Regulation-incorporated Gene Expression Network-based Heterogeneity Analysis

TL;DR

This paper introduces a novel high-dimensional penalized fusion method for heterogeneity analysis in gene expression networks that accounts for regulatory effects, improving the identification of gene network structures and heterogeneity in cancer data.

Contribution

It proposes a new heterogeneity analysis method based on gene expression networks that incorporates regulation effects and uses a penalized fusion approach with proven consistency properties.

Findings

The method effectively identifies heterogeneity and gene network structures.

It outperforms existing methods in simulations.

Application to breast cancer data reveals biologically meaningful heterogeneity.

Abstract

Gene expression-based heterogeneity analysis has been extensively conducted. In recent studies, it has been shown that network-based analysis, which takes a system perspective and accommodates the interconnections among genes, can be more informative than that based on simpler statistics. Gene expressions are highly regulated. Incorporating regulations in analysis can better delineate the "sources" of gene expression effects. Although conditional network analysis can somewhat serve this purpose, it does render enough attention to the regulation relationships. In this article, significantly advancing from the existing heterogeneity analyses based only on gene expression networks, conditional gene expression network analyses, and regression-based heterogeneity analyses, we propose heterogeneity analysis based on gene expression networks (after accounting for or "removing" regulation effects) as well as regulations of gene expressions. A high-dimensional penalized fusion approach is proposed, which can determine the number of sample groups and parameter values in a single step.
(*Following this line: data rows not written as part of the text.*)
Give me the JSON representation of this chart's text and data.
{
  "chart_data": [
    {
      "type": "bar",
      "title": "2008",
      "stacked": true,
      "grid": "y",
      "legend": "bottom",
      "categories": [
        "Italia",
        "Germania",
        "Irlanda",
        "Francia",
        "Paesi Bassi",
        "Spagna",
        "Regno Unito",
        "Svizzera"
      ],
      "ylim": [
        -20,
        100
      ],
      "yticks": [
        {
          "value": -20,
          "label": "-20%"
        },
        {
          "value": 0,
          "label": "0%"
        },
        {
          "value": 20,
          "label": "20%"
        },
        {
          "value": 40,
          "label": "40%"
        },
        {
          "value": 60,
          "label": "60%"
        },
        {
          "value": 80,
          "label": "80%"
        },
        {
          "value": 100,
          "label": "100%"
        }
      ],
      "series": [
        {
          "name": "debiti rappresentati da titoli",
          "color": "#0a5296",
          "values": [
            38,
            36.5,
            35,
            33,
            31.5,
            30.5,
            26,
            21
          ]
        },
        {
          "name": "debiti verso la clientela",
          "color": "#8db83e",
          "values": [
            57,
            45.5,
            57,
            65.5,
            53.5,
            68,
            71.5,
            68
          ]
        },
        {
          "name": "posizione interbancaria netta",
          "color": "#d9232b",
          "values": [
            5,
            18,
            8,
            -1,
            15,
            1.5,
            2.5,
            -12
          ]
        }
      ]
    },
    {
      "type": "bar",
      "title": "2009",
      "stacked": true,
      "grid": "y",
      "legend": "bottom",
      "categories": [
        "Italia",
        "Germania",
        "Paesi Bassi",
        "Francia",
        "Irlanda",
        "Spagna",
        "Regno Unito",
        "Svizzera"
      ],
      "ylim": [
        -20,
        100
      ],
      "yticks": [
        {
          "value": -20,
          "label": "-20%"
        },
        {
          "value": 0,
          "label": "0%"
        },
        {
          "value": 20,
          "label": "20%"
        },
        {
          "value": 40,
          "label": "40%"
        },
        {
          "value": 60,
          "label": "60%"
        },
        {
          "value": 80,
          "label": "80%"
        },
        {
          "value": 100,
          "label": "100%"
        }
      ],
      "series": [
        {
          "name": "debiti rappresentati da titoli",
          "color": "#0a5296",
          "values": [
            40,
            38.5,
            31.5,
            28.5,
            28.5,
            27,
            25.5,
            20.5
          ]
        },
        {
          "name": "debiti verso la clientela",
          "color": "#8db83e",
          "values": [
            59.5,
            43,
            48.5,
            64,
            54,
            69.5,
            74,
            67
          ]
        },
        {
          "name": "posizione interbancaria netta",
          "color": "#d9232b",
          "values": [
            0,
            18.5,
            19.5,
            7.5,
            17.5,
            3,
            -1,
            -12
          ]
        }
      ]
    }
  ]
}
An effective computational algorithm is proposed. It is rigorously proved that the proposed approach enjoys the estimation, selection, and grouping consistency properties. Extensive simulations demonstrate its practical superiority over closely related alternatives. In the analysis of two breast cancer datasets, the proposed approach identifies heterogeneity and gene network structures different from the alternatives and with sound biological implications.